Vis-à-vis des nouvelles technologies, le cinéaste, fan d’Hitchcock, éprouve la même ambivalence que son héroïne dans Dalloway. Une attraction à courant alternatif!
"D’un côté tout cela me fascine, et de l’autre ça m’angoisse. Mon film rend compte de ces deux aspects avec d’abord un aspect feel-good dans cette résidence ultra-connectée, dans la banalité d’une relation quotidienne avec l’IA. Puis vient la question d’un possible asservissement, où l’homme ne serait qu’un rat de laboratoire, ce qui permet de jouer avec nos névroses."

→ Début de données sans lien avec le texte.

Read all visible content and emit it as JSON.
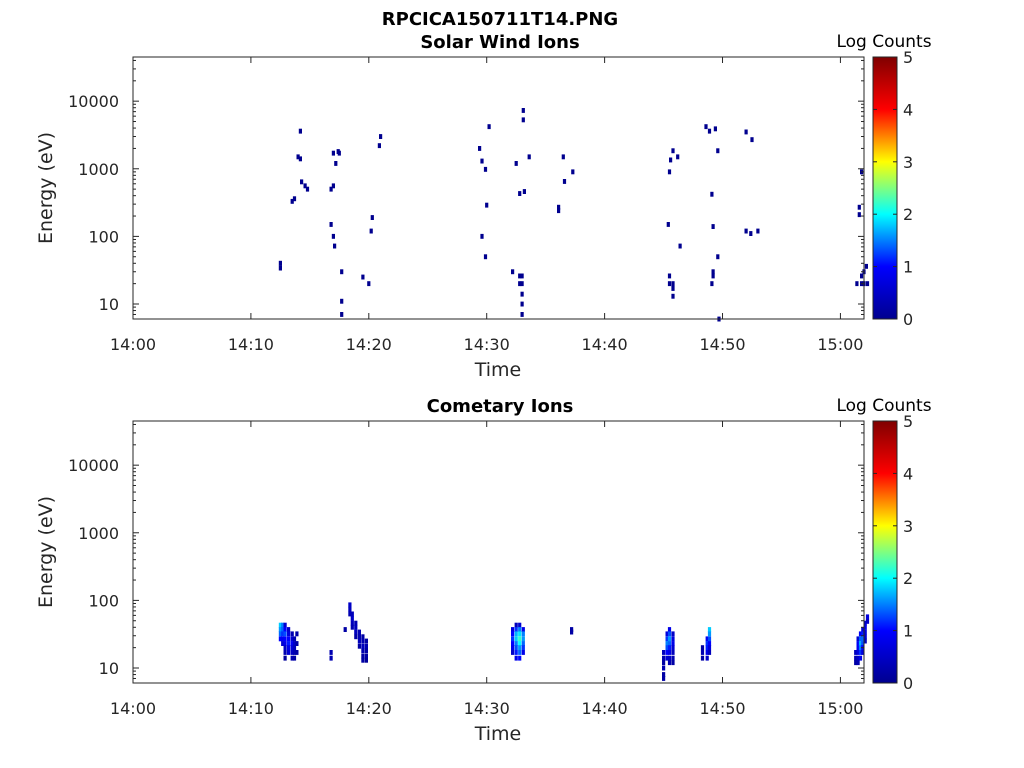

A-t-il lui même des craintes, quant à l’évolution de son propre métier, où les images de synthèses s’invitent de plus en plus au casting? "Le cinéma a toujours été traversé par des crises technologiques, mais c’est vrai que là, cette révolution semble globalement dépasser l’art car l’IA parvient désormais à y avoir sa propre part, c’est vertigineux. Et pourtant, je suis d’une génération où on nous disait que les métiers les plus créatifs, comme au cinéma, seraient les plus préservés…"
Parano, lui aussi? "Ah, je ne sais pas, mais le film n’est pas non plus radicalement technophobe." Il questionne avant tout. Quitte à ce que ce soit Dalloway qui nous réponde!